Of course VLC can also open files, so Cmd-O is useful here, and Element doesn't happen to support more than one window... because it's a browser view dressed as a Mac app. If it were native, it would be a no-brainer to support multiple windows, each with a given user account.
So yes, there are some edge cases where an application offers exactly one window, and there's no reason to close that window instead of closing the app. But the Mac-native thing to do is to offer a menu item to bring that window back, instead of breaking consistency by having that program just disappear on you when you close the window.
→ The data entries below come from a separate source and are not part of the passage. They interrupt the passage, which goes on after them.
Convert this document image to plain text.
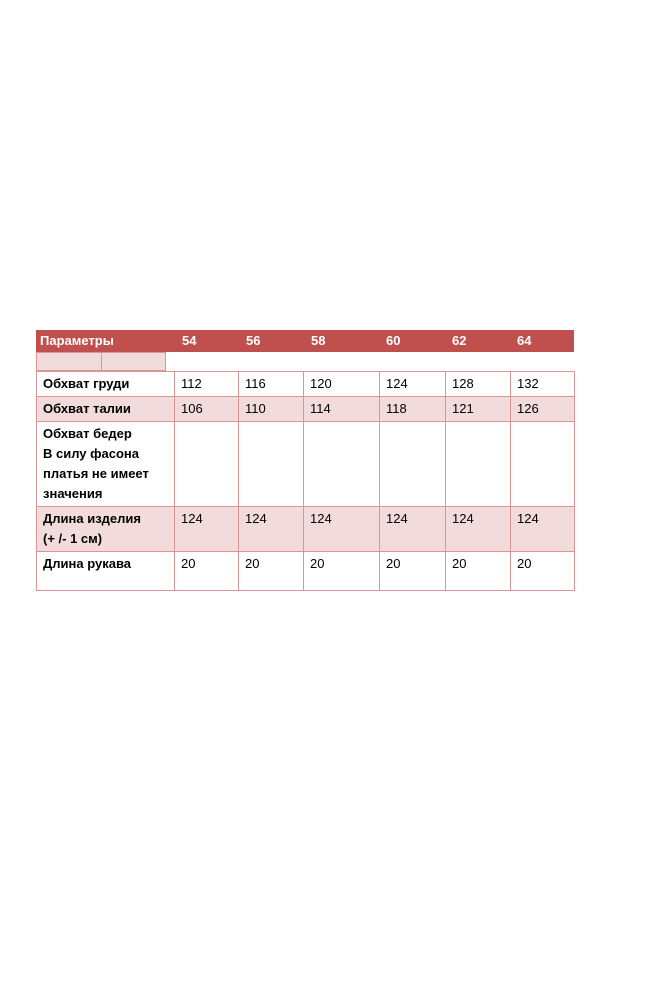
Параметры	54	56	58	60	62	64
Обхват груди	112	116	120	124	128	132
Обхват талии	106	110	114	118	121	126

Обхват бедер
В силу фасона
платья не имеет
значения						

Длина изделия
(+ /- 1 см)	124	124	124	124	124	124
Длина рукава	20	20	20	20	20	20
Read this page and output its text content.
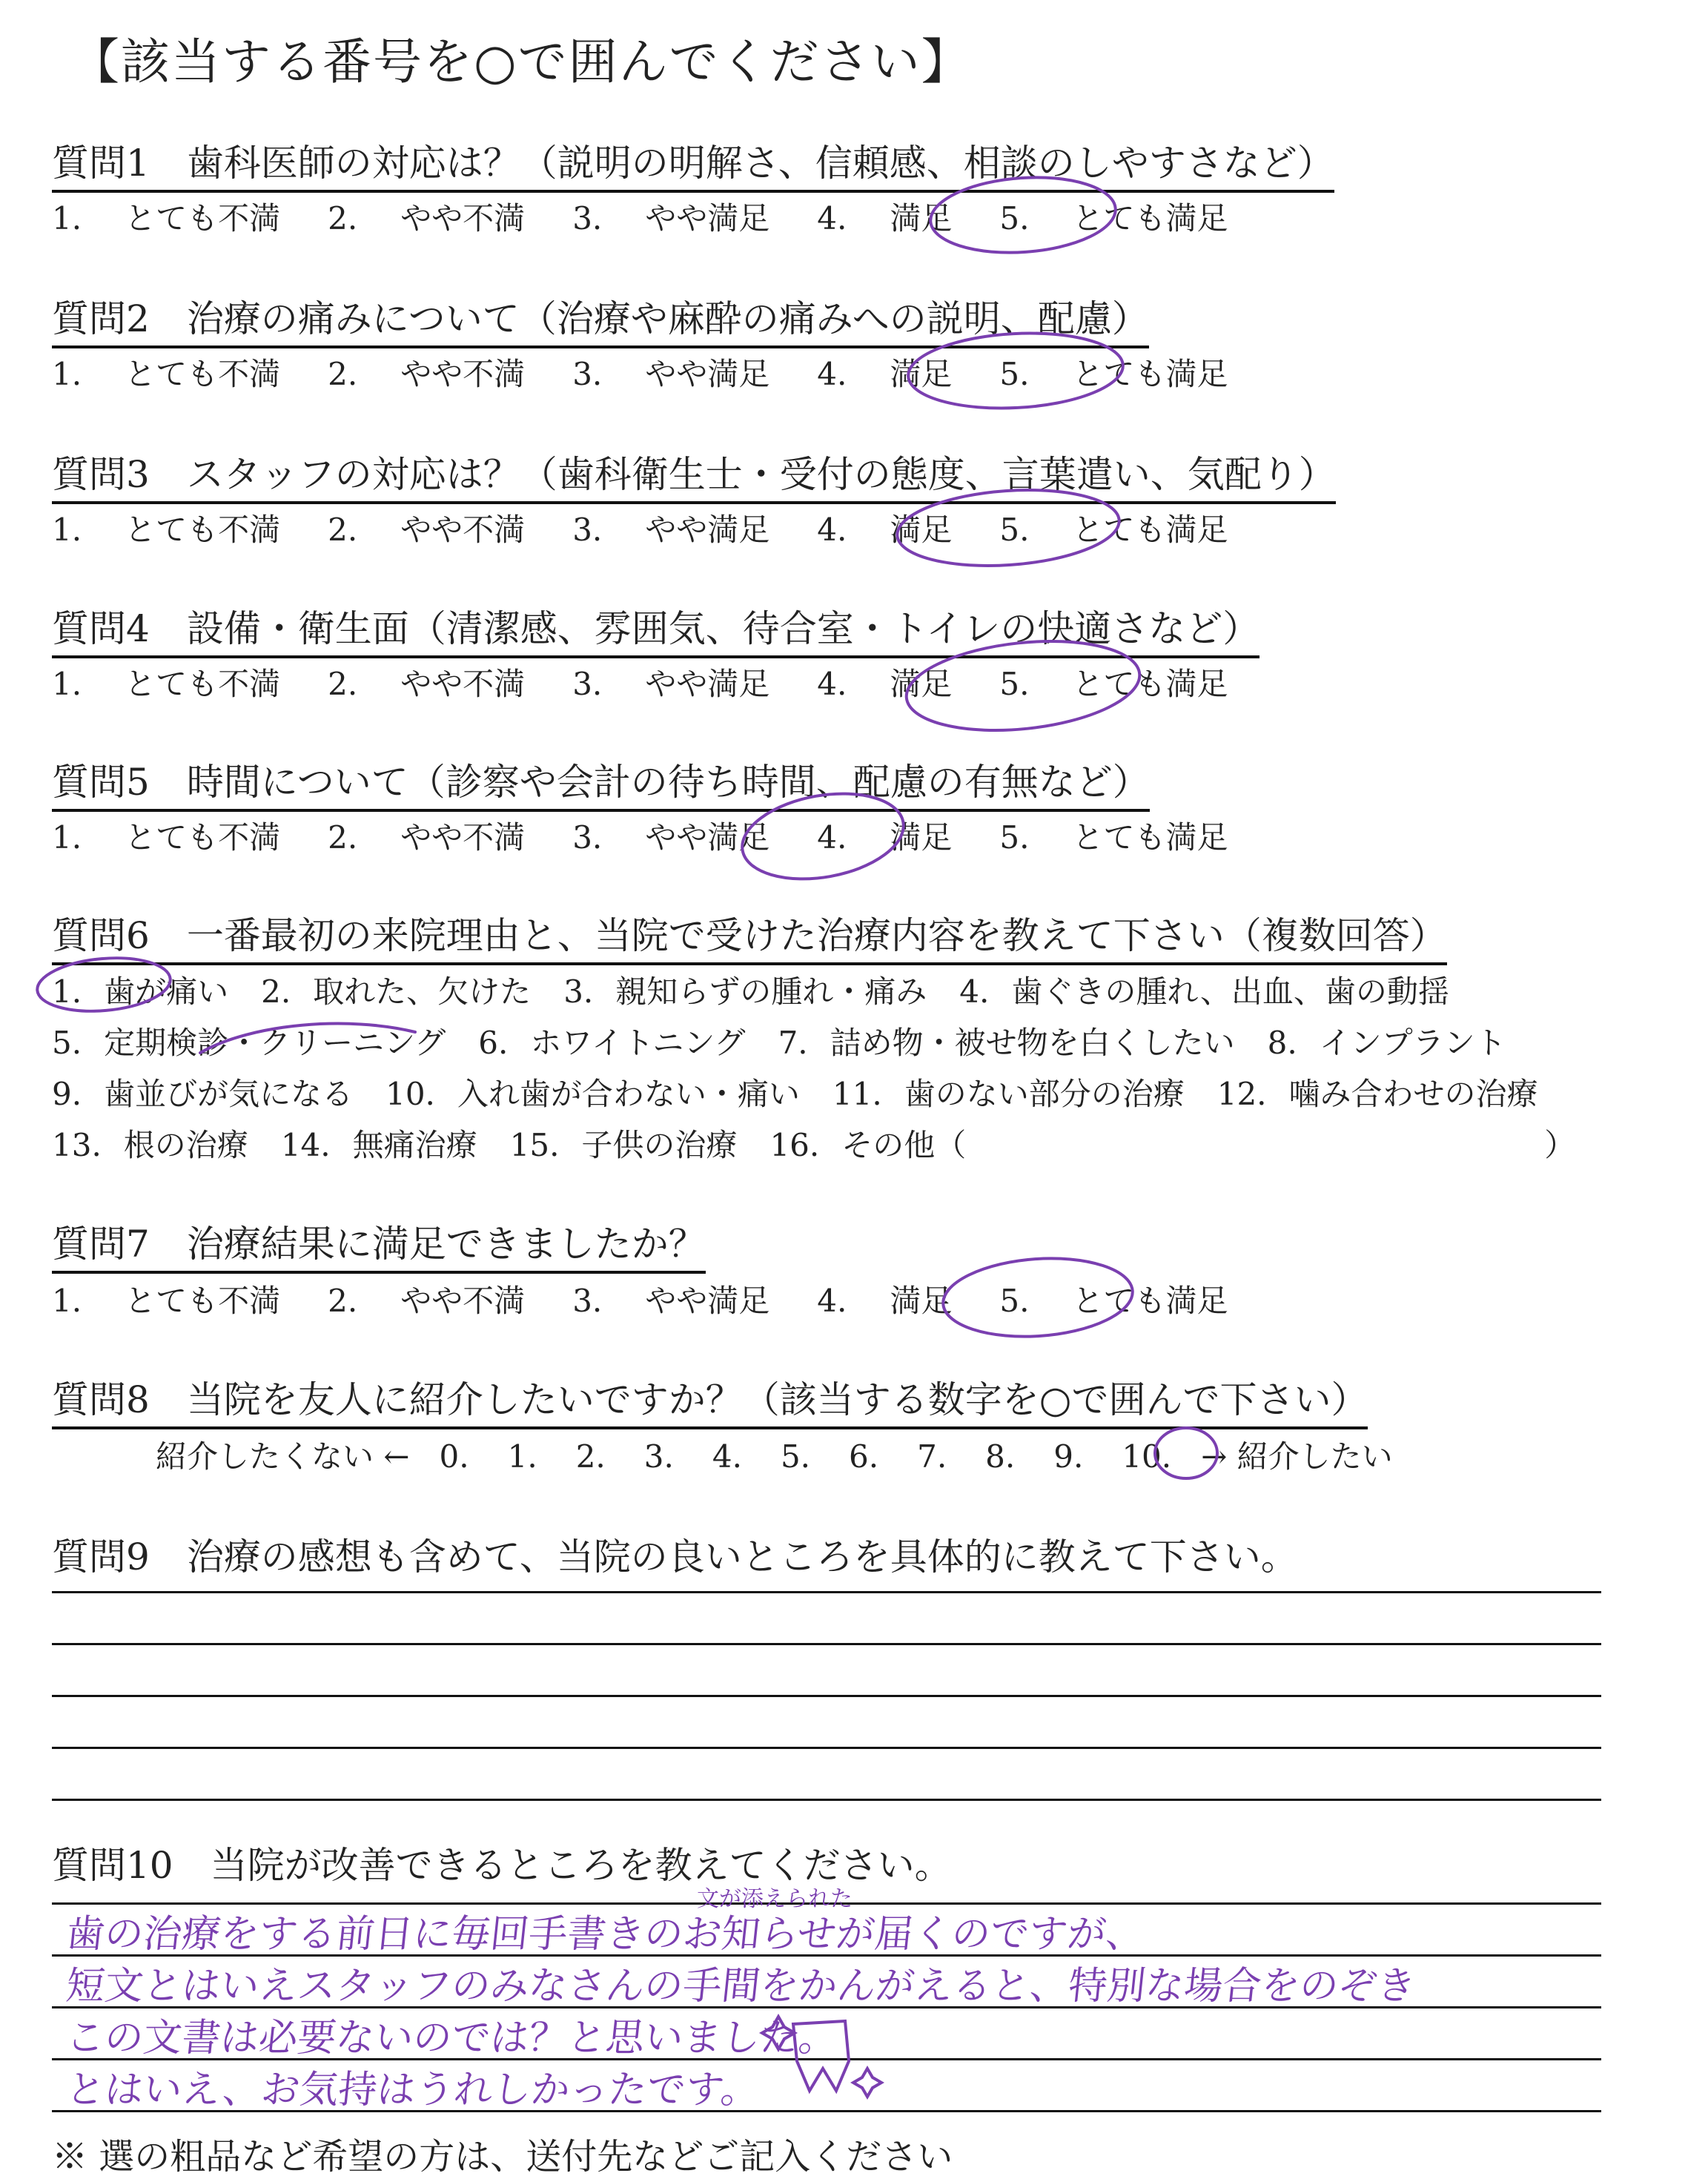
【該当する番号を○で囲んでください】
質問1 歯科医師の対応は？（説明の明解さ、信頼感、相談のしやすさなど）
1. とても不満 2. やや不満 3. やや満足 4. 満足 5. とても満足
質問2 治療の痛みについて（治療や麻酔の痛みへの説明、配慮）
1. とても不満 2. やや不満 3. やや満足 4. 満足 5. とても満足
質問3 スタッフの対応は？（歯科衛生士・受付の態度、言葉遣い、気配り）
1. とても不満 2. やや不満 3. やや満足 4. 満足 5. とても満足
質問4 設備・衛生面（清潔感、雰囲気、待合室・トイレの快適さなど）
1. とても不満 2. やや不満 3. やや満足 4. 満足 5. とても満足
質問5 時間について（診察や会計の待ち時間、配慮の有無など）
1. とても不満 2. やや不満 3. やや満足 4. 満足 5. とても満足
質問6 一番最初の来院理由と、当院で受けた治療内容を教えて下さい（複数回答）
1. 歯が痛い 2. 取れた、欠けた 3. 親知らずの腫れ・痛み 4. 歯ぐきの腫れ、出血、歯の動揺
5. 定期検診・クリーニング 6. ホワイトニング 7. 詰め物・被せ物を白くしたい 8. インプラント
9. 歯並びが気になる 10. 入れ歯が合わない・痛い 11. 歯のない部分の治療 12. 噛み合わせの治療
13. 根の治療 14. 無痛治療 15. 子供の治療 16. その他（	）
質問7 治療結果に満足できましたか？
1. とても不満 2. やや不満 3. やや満足 4. 満足 5. とても満足
質問8 当院を友人に紹介したいですか？（該当する数字を○で囲んで下さい）
紹介したくない ← 0. 1. 2. 3. 4. 5. 6. 7. 8. 9. 10. → 紹介したい
質問9 治療の感想も含めて、当院の良いところを具体的に教えて下さい。
質問10 当院が改善できるところを教えてください。
文が添えられた
歯の治療をする前日に毎回手書きのお知らせが届くのですが、
短文とはいえスタッフのみなさんの手間をかんがえると、特別な場合をのぞき
この文書は必要ないのでは？と思いました。
とはいえ、お気持はうれしかったです。
※ 選の粗品など希望の方は、送付先などご記入ください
There is one example of really bad app behavior when the last window is closed and it's one that Apple makes themselves: QuickTime Player.
If you open up QuickTime Player and then play back a video, then close the video, as soon as you background the app, it auto-quits itself. I wonder if they made it behave this way at some point to get around a memory leak. It's such an unexpected thing and it infuriates me each time I encounter it.
Did you open and play back a video first? If you just open QuickTime Player and don't interact with it, it does stay open if you switch apps. If you open a video, then close it, the app closes if you switch to a different app. I just tried it again and that's how it behaved. (I'm running Catalina still, so they may have fixed it in Big Sur.)
No idea. I've seen it behave this way for at least the past year. I just tried it on a different Mac and it behaves similarly, except this other Mac causes QT to open up the File Open dialog immediately on launch. (Version 10.5 of QuickTime player for me too. macOS 10.15.7 though.)
> You can also blend the two, but closing all windows you leave, but leave open forever when the system forces a switch.
This was my point. I don't think "Leave all windows open forever" is specifically a type of novice user: I've met expert users who do this. But I was rather focused on the "Leave all macOS apps open forever" not because they're content with apps being open, but simply because it's non-obvious that the apps are running.
e.g. my mother is a "close everything" user: she even manually logs out of all online sessions immediately whenever she's finished with that tab (often entering credentials again many times in a browsing session if she needs to return to a site). She really can't stand having multiple things active simultaneously. She leaves all apps running (windowlessly) all the time on macOS. She would not be happy if I told her they were still running in the background.
I'm re-reading my own comment as both replies to it seem to have taken the opposite point that I intended, but I can't see where I said the macOS behaviour is bad. I personally like it (though I wasn't saying that either).
My only point was that it being less intuitive for more techy users doesn't mean it's not generally very intuitive for the majority.
For example: an experienced user is more likely to notice that closing a window in macOS backgrounds the app, and more likely to figure out how to fully exit the app process completely (either via Cmd+Q or menu>Quit). Given that, an experienced user is less likely to grow accustomed to all of their apps being in a backgrounded state, and find Finders forced background state unusual/exceptional.
In contrast, an inexperienced computer user will likely leave all apps they use open all the time (possibly not realising they're running) and as such grow more quickly accustomed to having to Option+N for everything (not just Finder).
There's a lot of such examples in macOS.